Fast konnte man unter dem optischen Sturm die Vokalisten vergessen, obwohl alle sich redlich mühten, ihrer Rolle gesanglich etwas abzugewinnen. Dabei hatte Gala El Hadidi es besonders schwer, Carmens Ohrwürmer mit ihrem klangvollen und dem sinnlich schattierten Mezzo an die Ohren zu bringen. Als Vampir musste sie für Blut singen, nicht einen Mann verführen und war zudem im ersten Akt bei den besonderen Ohrwürmern weit nach hinten abgestellt. Cornelia Zink durfte dagegen ihren schönen, zugleich warmen Sopran sorgfältig ausrichten, war sie doch bei ihren Arien nahezu statuenhaft aufgestellt. Jason Kim als Don José, einziger Gast, hatte einen starken, strahlenden Tenor. Da er von der Regie eher unfreundlich gestellt und geführt wurde, kam auch er nicht recht dazu, im Spiel seine Wandlungsfähigkeit zu beweisen.

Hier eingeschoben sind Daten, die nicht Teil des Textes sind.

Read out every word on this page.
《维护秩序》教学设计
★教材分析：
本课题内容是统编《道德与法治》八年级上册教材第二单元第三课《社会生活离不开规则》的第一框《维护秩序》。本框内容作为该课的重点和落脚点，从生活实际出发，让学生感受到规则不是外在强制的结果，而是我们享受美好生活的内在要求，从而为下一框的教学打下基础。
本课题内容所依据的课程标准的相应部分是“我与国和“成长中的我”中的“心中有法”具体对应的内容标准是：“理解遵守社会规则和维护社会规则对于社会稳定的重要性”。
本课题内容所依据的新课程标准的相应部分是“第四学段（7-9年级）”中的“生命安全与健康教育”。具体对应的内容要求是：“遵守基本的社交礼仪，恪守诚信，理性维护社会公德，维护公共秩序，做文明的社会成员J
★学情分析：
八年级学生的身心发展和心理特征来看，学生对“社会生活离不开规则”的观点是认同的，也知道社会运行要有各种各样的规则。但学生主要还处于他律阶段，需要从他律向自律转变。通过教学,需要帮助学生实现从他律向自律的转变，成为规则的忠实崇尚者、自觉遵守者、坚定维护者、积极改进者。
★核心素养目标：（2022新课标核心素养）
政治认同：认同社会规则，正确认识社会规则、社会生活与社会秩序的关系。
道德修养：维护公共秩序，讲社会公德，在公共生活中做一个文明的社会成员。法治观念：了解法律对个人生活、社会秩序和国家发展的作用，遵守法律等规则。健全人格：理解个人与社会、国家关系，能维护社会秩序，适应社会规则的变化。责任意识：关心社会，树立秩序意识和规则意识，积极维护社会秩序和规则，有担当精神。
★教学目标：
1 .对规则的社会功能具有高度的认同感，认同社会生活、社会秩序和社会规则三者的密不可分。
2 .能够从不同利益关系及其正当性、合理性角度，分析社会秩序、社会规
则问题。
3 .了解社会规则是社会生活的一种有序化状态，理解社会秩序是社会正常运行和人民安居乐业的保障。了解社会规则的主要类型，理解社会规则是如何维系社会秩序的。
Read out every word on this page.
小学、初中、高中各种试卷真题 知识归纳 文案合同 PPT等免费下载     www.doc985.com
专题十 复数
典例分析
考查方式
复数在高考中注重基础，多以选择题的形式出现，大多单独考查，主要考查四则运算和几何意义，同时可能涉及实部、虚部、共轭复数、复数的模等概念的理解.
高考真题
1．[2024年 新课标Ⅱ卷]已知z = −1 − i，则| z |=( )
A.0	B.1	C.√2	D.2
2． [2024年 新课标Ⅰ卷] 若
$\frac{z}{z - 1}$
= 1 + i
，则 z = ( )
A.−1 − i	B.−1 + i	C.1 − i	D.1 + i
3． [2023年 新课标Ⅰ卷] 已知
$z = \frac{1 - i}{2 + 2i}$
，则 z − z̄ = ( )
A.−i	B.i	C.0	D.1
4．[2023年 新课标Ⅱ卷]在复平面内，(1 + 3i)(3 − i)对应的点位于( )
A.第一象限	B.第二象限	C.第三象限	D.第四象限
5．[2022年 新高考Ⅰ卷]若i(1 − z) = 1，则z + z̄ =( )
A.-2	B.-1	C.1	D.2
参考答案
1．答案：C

Mehr herausgestellt war Brian Davis als Escamillo. Er konnte kräftig chargieren, wozu sein Kostüm verpflichtete. Es bleiben die Chöre, einstudiert von Aki Schmitt. Sie führten mit großer Spiellaune ihre Parts auf der Bühne und im Parkett aus. Bizet hatte sich bekanntlich für sie viel einfallen lassen, schon im ersten Akt, was aber bei den Kindern unter ihren blauen Kutten wirkte, als sängen Klosterschüler.

Es wurde viel applaudiert, zwischendurch, auch bei den gesanglichen Juwelen, zum Schluss sogar heftig. Als die Regie-Damen kamen, gab es allerdings deutliche Buhs.